The works by my father featured here are called mat sculptures. Before making them, he was known for highly realistic paintings of dolphins and mountain landscapes. While they were working in a frame shop, he was encouraged by my mom to try something new and to move beyond realism.

Using materials from the shop, especially mat board, he began creating metallic tree silhouettes set against portals of otherworldly skies. These sculptures were part of the science fiction world he called Soul Flyer Pilot, though how they fit into that larger story was something only he fully knew.

By the time I was born, these pieces were already scattered throughout the house. They felt ordinary to me then. Only later did I understand how special they were. They have always been my favorite of his works. Their quiet magical realism places something familiar, like trees, into a fantastical world. That sensibility deeply influenced me and carries through my film for Soul Flyer Pilot, for example in moments where everyday objects become something more, like barcodes becoming sentient, growing wings and flying away.

Christopher Todd Hill Bio: Christopher Todd Hill was an award-winning artist from Louisville, KY, whose work appeared in numerous museums and galleries, including the Kentucky Artisan Center at Berea, the Artcraft Collection in Maryland, and the Kentucky State Capitol.
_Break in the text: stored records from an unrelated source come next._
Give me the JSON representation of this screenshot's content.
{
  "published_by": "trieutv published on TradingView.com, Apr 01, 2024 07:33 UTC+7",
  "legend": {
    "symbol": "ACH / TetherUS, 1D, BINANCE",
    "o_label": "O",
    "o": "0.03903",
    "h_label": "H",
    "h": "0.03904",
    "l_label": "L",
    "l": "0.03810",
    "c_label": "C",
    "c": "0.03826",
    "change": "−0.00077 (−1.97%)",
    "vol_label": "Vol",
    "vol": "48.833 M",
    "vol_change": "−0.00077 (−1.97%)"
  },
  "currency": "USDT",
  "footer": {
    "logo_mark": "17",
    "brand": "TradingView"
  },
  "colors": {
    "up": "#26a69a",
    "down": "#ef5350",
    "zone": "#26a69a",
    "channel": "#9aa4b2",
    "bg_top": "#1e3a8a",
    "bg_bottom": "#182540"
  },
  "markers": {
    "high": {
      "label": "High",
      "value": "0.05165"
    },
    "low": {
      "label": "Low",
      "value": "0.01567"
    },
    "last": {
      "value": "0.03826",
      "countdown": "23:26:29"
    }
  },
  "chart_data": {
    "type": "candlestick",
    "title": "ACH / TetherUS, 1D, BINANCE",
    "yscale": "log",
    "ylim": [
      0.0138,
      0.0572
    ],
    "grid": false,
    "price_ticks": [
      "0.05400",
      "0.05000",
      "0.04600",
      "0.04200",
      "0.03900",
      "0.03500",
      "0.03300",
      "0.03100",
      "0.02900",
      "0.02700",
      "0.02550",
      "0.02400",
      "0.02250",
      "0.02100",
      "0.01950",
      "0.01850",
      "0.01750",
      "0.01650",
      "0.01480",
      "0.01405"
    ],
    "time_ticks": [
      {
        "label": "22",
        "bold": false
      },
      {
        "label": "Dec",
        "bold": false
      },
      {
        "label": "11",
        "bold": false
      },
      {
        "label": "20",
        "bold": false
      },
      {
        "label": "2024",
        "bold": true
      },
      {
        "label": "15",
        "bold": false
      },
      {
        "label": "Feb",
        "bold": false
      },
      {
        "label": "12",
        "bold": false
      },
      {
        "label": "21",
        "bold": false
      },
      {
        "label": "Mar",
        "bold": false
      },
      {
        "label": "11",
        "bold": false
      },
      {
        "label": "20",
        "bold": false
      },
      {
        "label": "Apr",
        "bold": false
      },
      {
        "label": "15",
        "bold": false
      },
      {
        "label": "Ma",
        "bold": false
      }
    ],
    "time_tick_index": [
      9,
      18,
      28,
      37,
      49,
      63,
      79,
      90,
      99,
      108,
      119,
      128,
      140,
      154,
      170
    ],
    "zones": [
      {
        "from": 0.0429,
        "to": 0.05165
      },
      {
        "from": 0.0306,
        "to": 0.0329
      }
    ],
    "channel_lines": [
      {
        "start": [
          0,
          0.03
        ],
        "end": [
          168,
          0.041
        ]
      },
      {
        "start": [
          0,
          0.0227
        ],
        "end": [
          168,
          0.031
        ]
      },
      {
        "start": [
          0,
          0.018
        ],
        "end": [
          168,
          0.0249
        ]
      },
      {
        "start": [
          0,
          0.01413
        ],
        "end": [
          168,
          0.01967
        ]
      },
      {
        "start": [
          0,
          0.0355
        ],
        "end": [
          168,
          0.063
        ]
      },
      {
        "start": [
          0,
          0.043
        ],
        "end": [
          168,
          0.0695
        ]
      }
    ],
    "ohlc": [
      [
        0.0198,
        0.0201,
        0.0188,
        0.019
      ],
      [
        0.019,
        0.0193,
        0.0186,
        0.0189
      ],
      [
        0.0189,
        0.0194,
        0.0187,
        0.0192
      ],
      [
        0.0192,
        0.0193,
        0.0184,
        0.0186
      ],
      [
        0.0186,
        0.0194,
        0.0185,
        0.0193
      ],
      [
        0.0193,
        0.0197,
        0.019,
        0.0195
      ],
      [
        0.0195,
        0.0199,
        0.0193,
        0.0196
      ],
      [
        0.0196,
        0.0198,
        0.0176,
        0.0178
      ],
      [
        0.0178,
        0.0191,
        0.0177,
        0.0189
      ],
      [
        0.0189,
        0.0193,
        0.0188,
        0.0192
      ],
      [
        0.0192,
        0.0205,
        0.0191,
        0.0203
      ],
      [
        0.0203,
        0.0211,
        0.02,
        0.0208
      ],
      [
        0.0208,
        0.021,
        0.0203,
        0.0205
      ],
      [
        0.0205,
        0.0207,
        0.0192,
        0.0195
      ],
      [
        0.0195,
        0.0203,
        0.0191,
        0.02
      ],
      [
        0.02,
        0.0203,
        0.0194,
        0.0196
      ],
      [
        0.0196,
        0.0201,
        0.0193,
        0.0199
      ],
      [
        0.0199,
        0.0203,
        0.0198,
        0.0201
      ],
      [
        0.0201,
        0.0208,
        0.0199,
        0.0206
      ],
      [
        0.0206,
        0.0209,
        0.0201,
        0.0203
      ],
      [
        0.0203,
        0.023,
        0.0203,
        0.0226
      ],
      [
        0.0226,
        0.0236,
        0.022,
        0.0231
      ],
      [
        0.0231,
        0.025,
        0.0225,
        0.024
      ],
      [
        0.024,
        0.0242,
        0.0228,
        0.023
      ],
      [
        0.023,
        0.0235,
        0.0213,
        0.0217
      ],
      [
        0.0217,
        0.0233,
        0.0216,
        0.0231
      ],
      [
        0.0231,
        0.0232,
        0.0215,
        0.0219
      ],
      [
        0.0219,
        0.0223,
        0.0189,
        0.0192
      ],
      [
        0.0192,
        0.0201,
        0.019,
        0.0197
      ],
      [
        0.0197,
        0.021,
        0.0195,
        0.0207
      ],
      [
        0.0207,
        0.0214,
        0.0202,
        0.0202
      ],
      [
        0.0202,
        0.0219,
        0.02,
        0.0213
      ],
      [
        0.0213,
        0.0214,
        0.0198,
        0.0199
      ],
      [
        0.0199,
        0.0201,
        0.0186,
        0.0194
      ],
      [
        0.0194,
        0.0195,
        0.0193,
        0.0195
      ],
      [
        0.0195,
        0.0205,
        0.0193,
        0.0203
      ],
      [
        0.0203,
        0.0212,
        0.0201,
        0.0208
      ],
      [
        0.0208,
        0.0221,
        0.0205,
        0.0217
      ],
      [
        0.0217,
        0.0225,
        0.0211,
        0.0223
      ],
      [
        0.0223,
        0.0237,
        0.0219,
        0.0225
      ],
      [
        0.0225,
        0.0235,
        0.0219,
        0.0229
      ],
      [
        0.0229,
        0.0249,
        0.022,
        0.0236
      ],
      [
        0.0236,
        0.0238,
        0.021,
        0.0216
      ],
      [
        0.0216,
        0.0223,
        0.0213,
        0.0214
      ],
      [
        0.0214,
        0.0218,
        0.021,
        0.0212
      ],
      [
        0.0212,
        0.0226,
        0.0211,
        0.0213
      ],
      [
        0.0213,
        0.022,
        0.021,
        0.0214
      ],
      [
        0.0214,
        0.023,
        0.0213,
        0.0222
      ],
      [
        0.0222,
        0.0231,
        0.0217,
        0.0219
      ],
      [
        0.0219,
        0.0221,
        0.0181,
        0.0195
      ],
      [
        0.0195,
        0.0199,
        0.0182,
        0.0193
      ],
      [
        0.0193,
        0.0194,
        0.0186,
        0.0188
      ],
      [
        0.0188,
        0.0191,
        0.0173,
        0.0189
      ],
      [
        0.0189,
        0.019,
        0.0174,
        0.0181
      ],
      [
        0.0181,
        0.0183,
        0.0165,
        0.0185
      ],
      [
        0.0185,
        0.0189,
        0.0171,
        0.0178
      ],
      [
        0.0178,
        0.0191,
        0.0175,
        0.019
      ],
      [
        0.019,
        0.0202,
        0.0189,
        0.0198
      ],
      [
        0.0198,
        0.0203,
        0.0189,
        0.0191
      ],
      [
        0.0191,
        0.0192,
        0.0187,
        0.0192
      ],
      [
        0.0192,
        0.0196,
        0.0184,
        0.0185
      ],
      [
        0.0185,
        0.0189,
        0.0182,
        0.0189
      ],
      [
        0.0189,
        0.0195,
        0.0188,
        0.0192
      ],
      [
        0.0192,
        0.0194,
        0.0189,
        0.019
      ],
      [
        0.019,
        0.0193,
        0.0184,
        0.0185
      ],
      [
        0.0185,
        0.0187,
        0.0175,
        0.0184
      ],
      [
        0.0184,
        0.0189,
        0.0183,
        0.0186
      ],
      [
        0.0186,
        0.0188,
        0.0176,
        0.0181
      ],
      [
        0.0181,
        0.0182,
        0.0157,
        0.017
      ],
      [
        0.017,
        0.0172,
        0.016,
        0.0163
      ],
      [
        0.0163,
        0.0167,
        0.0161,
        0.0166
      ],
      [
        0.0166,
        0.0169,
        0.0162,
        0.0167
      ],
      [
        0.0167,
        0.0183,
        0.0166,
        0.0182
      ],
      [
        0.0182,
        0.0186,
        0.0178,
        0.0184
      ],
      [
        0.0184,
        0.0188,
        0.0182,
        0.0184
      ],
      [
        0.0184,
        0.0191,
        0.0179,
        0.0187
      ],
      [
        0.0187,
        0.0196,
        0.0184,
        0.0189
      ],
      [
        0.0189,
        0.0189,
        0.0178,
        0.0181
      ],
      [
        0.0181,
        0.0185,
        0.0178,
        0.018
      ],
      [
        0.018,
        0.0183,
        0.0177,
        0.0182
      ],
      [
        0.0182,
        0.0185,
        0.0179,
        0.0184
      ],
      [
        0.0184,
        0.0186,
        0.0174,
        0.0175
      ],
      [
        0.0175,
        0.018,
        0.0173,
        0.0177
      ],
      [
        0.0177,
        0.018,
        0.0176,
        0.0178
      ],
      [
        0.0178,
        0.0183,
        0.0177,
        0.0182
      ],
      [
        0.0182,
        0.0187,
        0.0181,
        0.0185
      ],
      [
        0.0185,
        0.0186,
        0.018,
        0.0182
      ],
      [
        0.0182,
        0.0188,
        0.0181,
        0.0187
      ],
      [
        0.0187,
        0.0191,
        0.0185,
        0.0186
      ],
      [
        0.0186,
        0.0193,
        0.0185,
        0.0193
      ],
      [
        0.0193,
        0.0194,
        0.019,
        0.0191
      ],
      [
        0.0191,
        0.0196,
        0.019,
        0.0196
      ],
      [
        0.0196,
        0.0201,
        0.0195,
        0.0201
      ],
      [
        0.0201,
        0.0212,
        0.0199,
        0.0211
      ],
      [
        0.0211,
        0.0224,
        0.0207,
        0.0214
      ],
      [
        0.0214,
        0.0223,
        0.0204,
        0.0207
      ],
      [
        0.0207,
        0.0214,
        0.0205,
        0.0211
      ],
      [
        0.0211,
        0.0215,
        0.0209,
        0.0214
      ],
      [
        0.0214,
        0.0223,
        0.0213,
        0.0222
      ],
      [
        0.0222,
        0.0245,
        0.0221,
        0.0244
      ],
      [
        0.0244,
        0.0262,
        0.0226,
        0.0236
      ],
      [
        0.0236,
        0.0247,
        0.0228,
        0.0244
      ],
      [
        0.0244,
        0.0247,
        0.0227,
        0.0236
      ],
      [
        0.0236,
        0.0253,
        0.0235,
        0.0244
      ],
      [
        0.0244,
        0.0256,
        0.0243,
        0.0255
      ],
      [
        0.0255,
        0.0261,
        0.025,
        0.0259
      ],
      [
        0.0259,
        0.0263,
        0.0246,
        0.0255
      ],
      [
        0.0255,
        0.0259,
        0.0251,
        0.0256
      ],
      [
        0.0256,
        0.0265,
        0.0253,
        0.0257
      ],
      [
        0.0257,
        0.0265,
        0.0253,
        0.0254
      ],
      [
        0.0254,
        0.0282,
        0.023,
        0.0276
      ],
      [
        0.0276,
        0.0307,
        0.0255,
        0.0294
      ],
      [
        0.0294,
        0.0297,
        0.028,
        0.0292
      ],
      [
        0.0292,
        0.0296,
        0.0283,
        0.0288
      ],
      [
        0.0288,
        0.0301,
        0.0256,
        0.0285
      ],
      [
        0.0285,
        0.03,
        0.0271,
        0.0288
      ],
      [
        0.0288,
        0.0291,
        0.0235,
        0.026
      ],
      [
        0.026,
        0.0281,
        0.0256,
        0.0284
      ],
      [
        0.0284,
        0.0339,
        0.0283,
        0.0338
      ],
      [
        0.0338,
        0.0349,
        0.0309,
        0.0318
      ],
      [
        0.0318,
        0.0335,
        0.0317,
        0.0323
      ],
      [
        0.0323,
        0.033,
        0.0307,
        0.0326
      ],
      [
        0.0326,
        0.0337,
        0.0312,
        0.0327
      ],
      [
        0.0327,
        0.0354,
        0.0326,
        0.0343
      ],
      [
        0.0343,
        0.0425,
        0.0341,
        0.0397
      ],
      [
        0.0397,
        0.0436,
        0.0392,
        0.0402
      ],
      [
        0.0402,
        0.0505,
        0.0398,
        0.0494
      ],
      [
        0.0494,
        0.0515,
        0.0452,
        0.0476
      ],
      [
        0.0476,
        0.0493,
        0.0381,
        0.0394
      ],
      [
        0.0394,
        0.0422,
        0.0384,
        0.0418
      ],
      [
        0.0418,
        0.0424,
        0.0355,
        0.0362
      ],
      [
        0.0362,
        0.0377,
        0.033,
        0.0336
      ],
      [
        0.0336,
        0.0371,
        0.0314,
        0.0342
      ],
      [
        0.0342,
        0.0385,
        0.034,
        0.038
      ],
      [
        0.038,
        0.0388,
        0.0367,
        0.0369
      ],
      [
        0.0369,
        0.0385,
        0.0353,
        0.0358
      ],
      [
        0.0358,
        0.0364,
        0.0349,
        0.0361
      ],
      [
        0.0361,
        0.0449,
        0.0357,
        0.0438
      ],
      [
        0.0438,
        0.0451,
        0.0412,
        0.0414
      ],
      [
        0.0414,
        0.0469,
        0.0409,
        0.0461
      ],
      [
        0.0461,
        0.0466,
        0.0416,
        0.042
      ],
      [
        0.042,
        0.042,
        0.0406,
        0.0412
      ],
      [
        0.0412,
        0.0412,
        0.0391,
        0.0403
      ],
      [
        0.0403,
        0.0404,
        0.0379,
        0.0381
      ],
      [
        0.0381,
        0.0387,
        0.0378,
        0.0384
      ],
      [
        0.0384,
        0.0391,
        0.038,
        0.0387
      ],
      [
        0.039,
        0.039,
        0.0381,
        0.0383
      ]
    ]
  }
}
A juried member of the Kentucky Crafted Arts Guild, Hill was also a 2006 Chesley Award nominee, recognizing his contributions to imaginative and fantastical art.

His illustration clients include Fantasy Flight Games, Cemetery Dance Publication and Pinnacle Books, among others. Hill was best known for his "mat sculptures" - metallic tree silhouettes suspended in glass, centered around luminous portals to iridescent skies - pieces that reveal their full depth and presence only when experienced in person.

He is survived by his wife, Cathy Hill - also an artist and juried member of the Kentucky Crafted Arts Guild - and his son, Nicholas Forrest Hill, award-winning composer and director.